What can Madden tell us about the NFL?
library(RCurl)
library(ggplot2)
library(dplyr)
library(wordcloud)
The Madden NFL 16 video game was released last Tuesday. To build hype for the release of its new product, EA Sports featured a series of ratings reveals (i.e., ratings of players and teams to be featured in the new game). In addition to new gameplay features, ratings are highly anticipated year after year. EA Sports actually posted a segment in which viewers can watch NFL rookies react to their ratings for the first time.
At the conclusion of its ratings series, EA Sports posted a spreasheet containing all player and team ratings. In addition to overall ratings, it includes skill ratings as well—things like speed, throw power, block shedding, route running, tackling, etc.
I decided that it may be interesting to address some questions concerning the NFL (from Madden’s perspective) using this dataset.
The Data
First things first, I read the Ratings Spreasheet (as two .csv files) into R and cleaned up the dataset.

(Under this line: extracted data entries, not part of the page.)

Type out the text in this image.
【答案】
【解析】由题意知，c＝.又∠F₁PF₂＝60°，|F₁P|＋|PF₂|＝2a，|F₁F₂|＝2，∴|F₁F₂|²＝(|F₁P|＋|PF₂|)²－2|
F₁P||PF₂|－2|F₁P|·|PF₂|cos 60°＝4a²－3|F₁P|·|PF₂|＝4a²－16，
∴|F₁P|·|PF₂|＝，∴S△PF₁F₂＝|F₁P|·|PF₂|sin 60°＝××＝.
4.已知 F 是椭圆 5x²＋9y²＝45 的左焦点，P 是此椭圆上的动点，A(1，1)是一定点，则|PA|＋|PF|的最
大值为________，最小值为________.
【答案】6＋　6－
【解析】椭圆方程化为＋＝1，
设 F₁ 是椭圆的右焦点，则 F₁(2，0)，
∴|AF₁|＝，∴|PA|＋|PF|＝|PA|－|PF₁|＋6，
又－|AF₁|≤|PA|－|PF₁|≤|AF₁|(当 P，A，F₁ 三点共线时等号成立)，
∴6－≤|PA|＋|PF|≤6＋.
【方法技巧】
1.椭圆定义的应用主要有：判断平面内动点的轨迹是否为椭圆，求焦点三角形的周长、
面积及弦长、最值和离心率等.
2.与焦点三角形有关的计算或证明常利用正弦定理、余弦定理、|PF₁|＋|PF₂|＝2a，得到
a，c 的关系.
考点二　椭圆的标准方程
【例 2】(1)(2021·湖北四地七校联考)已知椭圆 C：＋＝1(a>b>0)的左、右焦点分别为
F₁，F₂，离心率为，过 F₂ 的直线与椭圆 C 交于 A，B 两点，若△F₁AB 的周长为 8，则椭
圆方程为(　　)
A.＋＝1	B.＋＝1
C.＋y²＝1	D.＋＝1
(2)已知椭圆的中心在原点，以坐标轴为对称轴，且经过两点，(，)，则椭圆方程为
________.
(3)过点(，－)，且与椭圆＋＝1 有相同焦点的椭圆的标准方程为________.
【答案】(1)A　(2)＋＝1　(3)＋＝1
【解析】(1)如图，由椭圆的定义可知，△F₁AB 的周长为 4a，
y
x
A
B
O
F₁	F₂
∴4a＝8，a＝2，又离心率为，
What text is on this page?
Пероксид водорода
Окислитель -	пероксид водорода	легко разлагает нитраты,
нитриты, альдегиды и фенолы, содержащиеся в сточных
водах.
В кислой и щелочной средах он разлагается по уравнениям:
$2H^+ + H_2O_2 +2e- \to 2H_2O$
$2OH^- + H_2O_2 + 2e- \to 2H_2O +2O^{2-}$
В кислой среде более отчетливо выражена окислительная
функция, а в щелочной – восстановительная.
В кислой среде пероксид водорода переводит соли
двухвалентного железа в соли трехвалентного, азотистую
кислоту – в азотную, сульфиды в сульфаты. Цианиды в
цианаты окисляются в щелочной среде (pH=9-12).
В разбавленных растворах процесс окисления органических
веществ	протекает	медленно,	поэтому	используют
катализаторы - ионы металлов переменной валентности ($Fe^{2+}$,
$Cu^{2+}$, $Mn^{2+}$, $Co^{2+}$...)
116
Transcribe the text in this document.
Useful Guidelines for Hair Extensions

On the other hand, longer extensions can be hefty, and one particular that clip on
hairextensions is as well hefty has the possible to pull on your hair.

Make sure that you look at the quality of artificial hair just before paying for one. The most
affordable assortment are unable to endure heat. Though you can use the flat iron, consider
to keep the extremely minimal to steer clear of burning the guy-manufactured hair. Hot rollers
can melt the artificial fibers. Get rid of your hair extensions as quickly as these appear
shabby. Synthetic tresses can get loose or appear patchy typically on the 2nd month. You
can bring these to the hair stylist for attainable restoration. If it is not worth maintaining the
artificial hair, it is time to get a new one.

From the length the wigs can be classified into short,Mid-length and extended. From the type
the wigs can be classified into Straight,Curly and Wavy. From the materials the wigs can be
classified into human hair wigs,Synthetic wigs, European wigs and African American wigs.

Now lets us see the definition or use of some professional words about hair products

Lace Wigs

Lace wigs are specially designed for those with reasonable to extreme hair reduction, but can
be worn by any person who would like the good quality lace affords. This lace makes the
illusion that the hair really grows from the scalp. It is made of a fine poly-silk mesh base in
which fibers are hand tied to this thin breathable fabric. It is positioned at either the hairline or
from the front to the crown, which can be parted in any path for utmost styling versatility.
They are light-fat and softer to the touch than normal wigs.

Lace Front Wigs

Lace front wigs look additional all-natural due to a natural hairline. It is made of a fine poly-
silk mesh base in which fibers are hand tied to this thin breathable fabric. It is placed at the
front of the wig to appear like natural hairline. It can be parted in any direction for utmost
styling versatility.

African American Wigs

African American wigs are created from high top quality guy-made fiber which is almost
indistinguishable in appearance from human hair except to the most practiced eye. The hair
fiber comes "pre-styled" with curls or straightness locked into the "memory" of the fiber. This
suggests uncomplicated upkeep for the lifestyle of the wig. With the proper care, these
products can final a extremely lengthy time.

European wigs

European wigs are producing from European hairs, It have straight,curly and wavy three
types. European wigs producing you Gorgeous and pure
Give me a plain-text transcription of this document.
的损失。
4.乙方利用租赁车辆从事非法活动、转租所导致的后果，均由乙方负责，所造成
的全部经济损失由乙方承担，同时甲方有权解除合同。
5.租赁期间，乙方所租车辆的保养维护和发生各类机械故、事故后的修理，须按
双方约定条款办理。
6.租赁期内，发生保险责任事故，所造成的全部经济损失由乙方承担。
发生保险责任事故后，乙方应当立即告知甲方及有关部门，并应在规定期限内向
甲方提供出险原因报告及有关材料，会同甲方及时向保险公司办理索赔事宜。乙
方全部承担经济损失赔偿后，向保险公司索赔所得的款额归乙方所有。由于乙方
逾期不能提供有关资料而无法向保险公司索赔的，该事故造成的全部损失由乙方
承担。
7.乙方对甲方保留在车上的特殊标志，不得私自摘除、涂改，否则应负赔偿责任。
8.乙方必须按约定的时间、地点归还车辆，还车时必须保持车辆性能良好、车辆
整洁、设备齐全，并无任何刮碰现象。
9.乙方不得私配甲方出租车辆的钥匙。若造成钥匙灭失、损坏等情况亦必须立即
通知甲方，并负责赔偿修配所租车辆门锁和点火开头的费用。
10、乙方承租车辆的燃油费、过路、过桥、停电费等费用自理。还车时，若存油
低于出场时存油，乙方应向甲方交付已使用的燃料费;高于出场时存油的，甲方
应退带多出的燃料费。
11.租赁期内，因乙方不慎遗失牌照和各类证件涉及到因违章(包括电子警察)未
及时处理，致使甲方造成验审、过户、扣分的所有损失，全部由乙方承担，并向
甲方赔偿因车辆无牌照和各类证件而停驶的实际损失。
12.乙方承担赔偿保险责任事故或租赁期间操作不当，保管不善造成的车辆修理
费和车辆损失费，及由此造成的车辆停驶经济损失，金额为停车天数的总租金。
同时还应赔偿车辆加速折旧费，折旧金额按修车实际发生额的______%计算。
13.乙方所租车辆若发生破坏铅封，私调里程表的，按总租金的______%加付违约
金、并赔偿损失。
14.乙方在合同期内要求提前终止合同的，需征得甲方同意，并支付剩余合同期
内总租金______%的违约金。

players = read.csv(text=getURL("https://raw.githubusercontent.com/jskaza/data/master/madden-ratings/Base%20Set%20Players-Table%201.csv"))
teams = read.csv(text=getURL("https://raw.githubusercontent.com/jskaza/data/master/madden-ratings/Teams-Table%201.csv"))
# painless data cleanup
# returns string w/o trailing whitespace
trim.trailing = function (x) sub("\\s+$", "", x)
# remove extra column
players$X = NULL
# remove extra row
players = players[-c(2327), ]
# remove extra whitespace
players$Team = trim.trailing(players$Team)
# remove extra column
teams$X = NULL
# remove extra row
teams = teams[-c(33), ]
# generate mean player rating variable
team_mean_OVR = aggregate(OVR~Team, players, mean)
teams = merge(teams, team_mean_OVR, by.x = 'Nickname', by.y = 'Team')
Once that was taken care of, I was ready to tackle the following questions.
Are the teams with the most talented players the best teams?
This is a question that is adressed in sports all of the time. In basketball, there is the classic case of the 21st century Spurs not necessarily having the most talent in the NBA but being the best team because of the way its players function as one. In other words, ‘the whole is greater than the sum of its parts’.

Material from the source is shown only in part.